The day we had all been hanging out for had finally we arrived, it was time to fly to Antarctica! The night before I had been too excited to sleep. I lay in my bed going through what I needed to do in the morning, wondering if I had managed to squeeze everything I needed for the next 5 months in to my two bags. When my 5am alarm went off I felt like I had barely slept, but I was glad to get up and start the processes of putting on all my extreme weather clothing. At 5.45am we left the hotel we had been staying in for the last few weeks and headed towards our Christchurch office for a 6am check-in. Our journey had begun. Packed in the van with our multiple layers on, we excitedly chatted about our rough sleep and how much we thought we were over our baggage allowance, a measly 11.34kg for checked in and 10kg for carry on (we had bags to follow a few weeks later). Once at our office we loaded ourselves up with our bags and headed in to the US Antarctic program passanger terminal. By this time, we had been in our extreme weather kit for a good half hour and had started to cook from the inside out. So as soon as we had checked in, like most others, I stripped down to my overalls and ditch my extreme weather jacket in the departure lounge which was rapidly becoming a sea of orange and red jackets, the colours of the American and Kiwi kits. Before too long, we were heading through security and onto the bus to be taken over the road to the airport where our plane awaited us.
Our aircraft was to be an Australian military passenger plane meaning we had windows!! As I understand it, this is a rare luxury. Most often, you will be with the cargo in the back of a Hercules or something similar. We felt very lucky to have the opportunity to actually see the continent from the air as we approached. At first, we were loaded into the back half of the plane for take-off but as soon as the seat belt sign was off we free to move around. Although the plane was just below maximum load capacity, it was only about half full with people. There was a section where the seats had been taken out so we could just mingle and lie on the floor. The cock pit was also open to go look in and chat to the pilots. Many of us used the first half of the flight, while we were over the ocean, to catch up on sleep we had missed out on from the night before.

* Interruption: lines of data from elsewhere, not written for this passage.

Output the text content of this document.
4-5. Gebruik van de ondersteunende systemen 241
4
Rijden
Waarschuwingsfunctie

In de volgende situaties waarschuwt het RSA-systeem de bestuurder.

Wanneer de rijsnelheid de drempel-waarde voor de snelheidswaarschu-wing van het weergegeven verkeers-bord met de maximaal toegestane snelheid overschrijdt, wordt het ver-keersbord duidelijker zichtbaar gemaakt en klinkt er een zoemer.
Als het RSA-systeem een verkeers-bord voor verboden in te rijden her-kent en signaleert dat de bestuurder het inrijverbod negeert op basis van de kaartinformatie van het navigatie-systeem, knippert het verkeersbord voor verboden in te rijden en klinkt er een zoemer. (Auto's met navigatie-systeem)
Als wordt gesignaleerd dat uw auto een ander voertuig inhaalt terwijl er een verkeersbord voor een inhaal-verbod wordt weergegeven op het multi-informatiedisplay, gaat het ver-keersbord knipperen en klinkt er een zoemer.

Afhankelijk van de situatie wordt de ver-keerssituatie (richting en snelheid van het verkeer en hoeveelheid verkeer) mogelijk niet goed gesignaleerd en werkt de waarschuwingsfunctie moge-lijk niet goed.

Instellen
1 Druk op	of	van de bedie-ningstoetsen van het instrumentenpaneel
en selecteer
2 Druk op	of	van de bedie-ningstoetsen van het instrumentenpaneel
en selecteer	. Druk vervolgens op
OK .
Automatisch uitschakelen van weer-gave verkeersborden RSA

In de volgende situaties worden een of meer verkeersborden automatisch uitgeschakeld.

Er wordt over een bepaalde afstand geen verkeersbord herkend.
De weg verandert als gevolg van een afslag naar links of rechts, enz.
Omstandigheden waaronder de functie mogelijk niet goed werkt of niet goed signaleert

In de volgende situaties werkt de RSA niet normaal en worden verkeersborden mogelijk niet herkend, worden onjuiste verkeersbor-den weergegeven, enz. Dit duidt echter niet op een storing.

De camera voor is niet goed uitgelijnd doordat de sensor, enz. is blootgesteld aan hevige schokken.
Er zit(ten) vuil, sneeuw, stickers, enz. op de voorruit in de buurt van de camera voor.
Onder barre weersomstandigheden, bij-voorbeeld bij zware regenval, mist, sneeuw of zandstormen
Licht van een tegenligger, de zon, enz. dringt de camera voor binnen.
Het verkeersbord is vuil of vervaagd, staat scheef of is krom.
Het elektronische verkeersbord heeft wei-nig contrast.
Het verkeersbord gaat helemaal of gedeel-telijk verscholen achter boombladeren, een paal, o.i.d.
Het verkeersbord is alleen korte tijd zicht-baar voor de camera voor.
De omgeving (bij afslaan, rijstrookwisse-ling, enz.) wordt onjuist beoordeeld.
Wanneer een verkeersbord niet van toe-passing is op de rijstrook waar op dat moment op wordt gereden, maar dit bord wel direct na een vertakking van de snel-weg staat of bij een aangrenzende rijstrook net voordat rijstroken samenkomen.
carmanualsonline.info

Roughly three hours in to our flight the sea ice began to appear and excitement began to rise, we were getting close. Then we hit the main content. The day was perfect, there was little cloud giving us amazing views, we really couldn’t have asked for better. For most of the next hour or so we were glued to the windows, taking in the breath-taking scenery and trying to come to terms with the fact that for the next five months, this was the place we are going to call home. It is so incredibly beautiful. Where ever you looked it was white with peaks jarring out. Absolutely stunning. As we neared the airfield the pilots made us aware that it was around -40 degrees Celsius outside and time to get our extreme weather kit back on and prepare for landing. I probably put my jacket on a little too early and by the time we touched down and took our first steps on the ice, I was pretty hot, took me back to our fire suits from training. My first impression of -40 was ‘oh this isn’t so bad’ the heat I had built up inside the plane kept me warm for the next ten minutes while we took photos and loaded into the awaiting trucks. Base was about a 40-minute drive away. With about six of us packed into the back of each land rover we started the journey towards base. Unfortunately, before long the windows had iced up and so we sat in our frozen box with no views or real idea where we were heading.
The rest of the day was spent doing a tour around Scott Base. It’s larger than I had imagined. At first it seemed like a bit of a maze but after doing a few labs and becoming familiar with the names of the buildings I seem to have gotten the hang of the place. After what seemed like a very long day, we settled into our rooms and unwound before our first day of work begun the next day. We were finally here.